Clinical Considerations
Disease-associated Maternal and Embryo-fetal Risk
Pulmonary arterial hypertension is associated with an increased risk of maternal and fetal mortality.
Data
Animal reproduction studies have been conducted with treprostinil via continuous subcutaneous administration and with treprostinil diolamine administered orally. In pregnant rats, continuous subcutaneous infusions of treprostinil during organogenesis and late gestational development, at doses as high as 900 ng treprostinil/kg/min (about 117 times the starting human subcutaneous infusion rate, on a ng/m2 basis and about 16 times the average rate achieved in clinical trials), resulted in no evidence of harm to the fetus. In pregnant rabbits, effects of continuous subcutaneous infusions of treprostinil during organogenesis were limited to an increased incidence of fetal skeletal variations (bilateral full rib or right rudimentary rib on lumbar 1) associated with maternal toxicity (reduction in body weight and food consumption) at a dose of 150 ng treprostinil/kg/min (about 41 times the starting human subcutaneous infusion rate, on a ng/m2 basis, and 5 times the average rate used in clinical trials). In rats, continuous subcutaneous infusion of treprostinil from implantation to the end of lactation, at doses of up to 450 ng treprostinil/kg/min, did not affect the growth and development of offspring.
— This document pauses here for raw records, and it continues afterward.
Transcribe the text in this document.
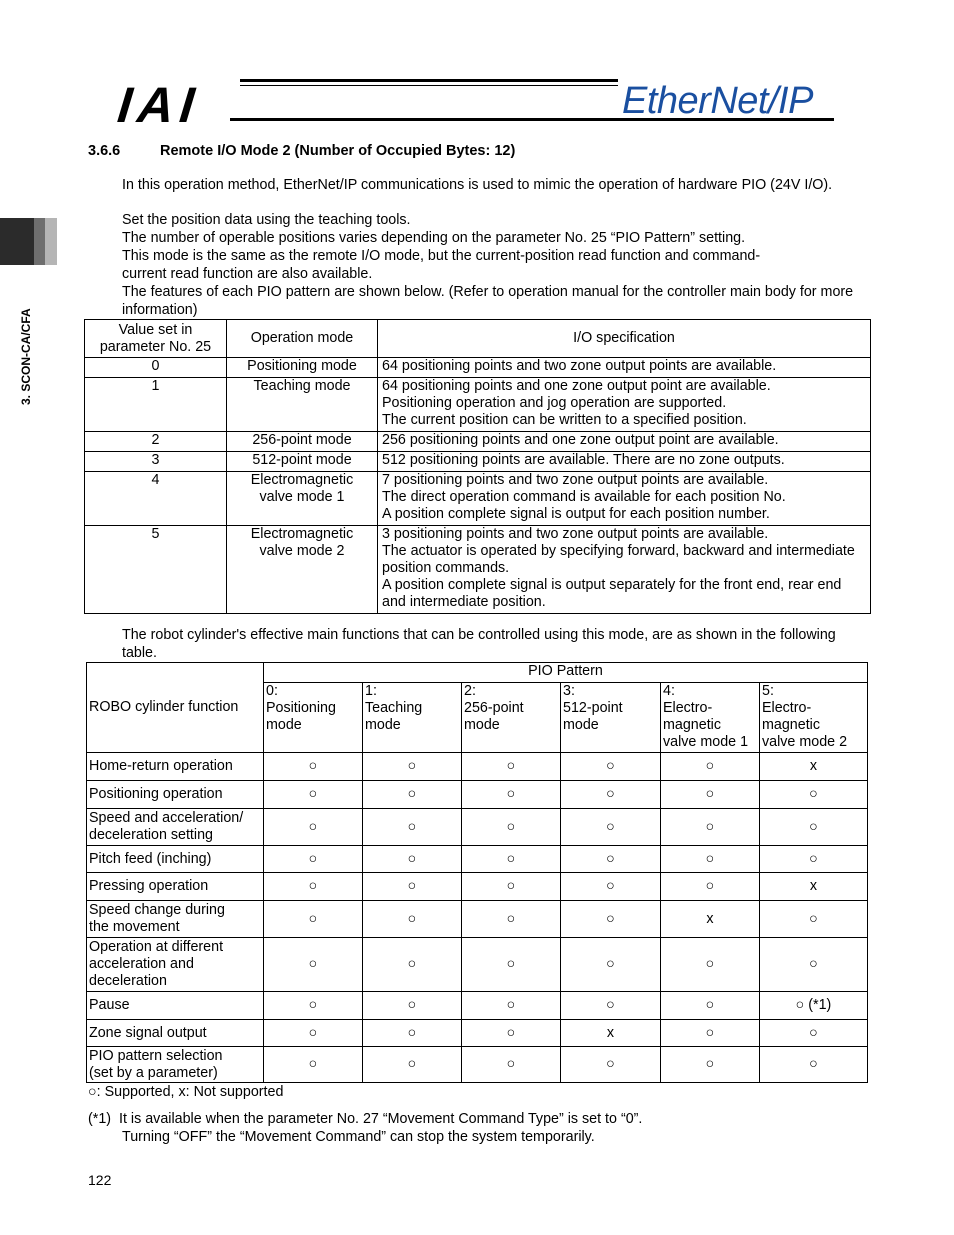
IAI	EtherNet/IP
3. SCON-CA/CFA
3.6.6	Remote I/O Mode 2 (Number of Occupied Bytes: 12)
In this operation method, EtherNet/IP communications is used to mimic the operation of hardware PIO (24V I/O).
Set the position data using the teaching tools.
The number of operable positions varies depending on the parameter No. 25 “PIO Pattern” setting.
This mode is the same as the remote I/O mode, but the current-position read function and command-current read function are also available.
The features of each PIO pattern are shown below. (Refer to operation manual for the controller main body for more information)
Value set in parameter No. 25	Operation mode	I/O specification
0	Positioning mode	64 positioning points and two zone output points are available.

1	Teaching mode	64 positioning points and one zone output point are available.
Positioning operation and jog operation are supported.
The current position can be written to a specified position.

2	256-point mode	256 positioning points and one zone output point are available.

3	512-point mode	512 positioning points are available. There are no zone outputs.

4	Electromagnetic valve mode 1	7 positioning points and two zone output points are available.
The direct operation command is available for each position No.
A position complete signal is output for each position number.

5	Electromagnetic valve mode 2	3 positioning points and two zone output points are available.
The actuator is operated by specifying forward, backward and intermediate position commands.
A position complete signal is output separately for the front end, rear end and intermediate position.
The robot cylinder's effective main functions that can be controlled using this mode, are as shown in the following table.
ROBO cylinder function	PIO Pattern					
	0:
Positioning
mode	1:
Teaching
mode	2:
256-point
mode	3:
512-point
mode	4:
Electro-
magnetic
valve mode 1	5:
Electro-
magnetic
valve mode 2
Home-return operation	○	○	○	○	○	x
Positioning operation	○	○	○	○	○	○
Speed and acceleration/
deceleration setting	○	○	○	○	○	○
Pitch feed (inching)	○	○	○	○	○	○
Pressing operation	○	○	○	○	○	x
Speed change during
the movement	○	○	○	○	x	○
Operation at different
acceleration and
deceleration	○	○	○	○	○	○
Pause	○	○	○	○	○	○ (*1)
Zone signal output	○	○	○	x	○	○
PIO pattern selection
(set by a parameter)	○	○	○	○	○	○
○: Supported, x: Not supported
(*1) It is available when the parameter No. 27 “Movement Command Type” is set to “0”.
Turning “OFF” the “Movement Command” can stop the system temporarily.
122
In studies with orally administered treprostinil diolamine, no adverse effect doses for fetal viability / growth, fetal development (teratogenicity), and postnatal development were determined in rats. In pregnant rats, no evidence of harm to the fetus was observed following oral administration of treprostinil diolamine at the highest dose tested (20 mg/kg/day), which represents about 154 and 1479 times the human exposure, when based on Cmax and AUC following a single Tyvaso dose of 54 mcg, respectively. In pregnant rabbits, external fetal and soft tissue malformations and fetal skeletal malformation occurred. The dose at which no adverse effects were seen (0.5 mg/kg/day) represents about 9 and 145 times the human exposure, when based on Cmax and AUC following a single Tyvaso dose of 54 mcg, respectively. No treprostinil treatment-related effects on labor and delivery were seen in animal studies. Animal reproduction studies are not always predictive of human response.
Lactation
Risk Summary
There are no data on the presence of treprostinil in human milk, the effects on the breastfed infant, or the effects on milk production.
Pediatric Use
Safety and effectiveness in pediatric patients have not been established. Clinical studies of Tyvaso did not include patients younger than 18 years to determine whether they respond differently from older patients.
Geriatric Use
Clinical studies of Tyvaso did not include sufficient numbers of patients aged 65 years and over to determine whether they respond differently from younger patients. In general, dose selection for an elderly patient should be cautious, reflecting the greater frequency of hepatic, renal, or cardiac dysfunction, and of concomitant diseases or other drug therapy.
Patients With Hepatic Insufficiency
Plasma clearance of treprostinil, delivered subcutaneously, was reduced up to 80% in subjects with mildto-
moderate hepatic insufficiency. Uptitrate slowly when treating patients with hepatic insufficiency because of the risk of an increase in systemic exposure which may lead to an increase in dose-dependent adverse effects. Treprostinil has not been studied in patients with severe hepatic insufficiency [see CLINICAL PHARMACOLOGY, DOSAGE AND ADMINISTRATION and WARNINGS AND PRECAUTIONS].
Patients With Renal Insufficiency
No studies have been performed in patients with renal insufficiency. Since treprostinil and its metabolites are excreted mainly through the urinary route, patients with renal insufficiency may have decreased clearance of the drug and its metabolites and consequently, dose-related adverse outcomes may be more frequent [see CLINICAL PHARMACOLOGY, DOSAGE AND ADMINISTRATION and WARNINGS AND PRECAUTIONS].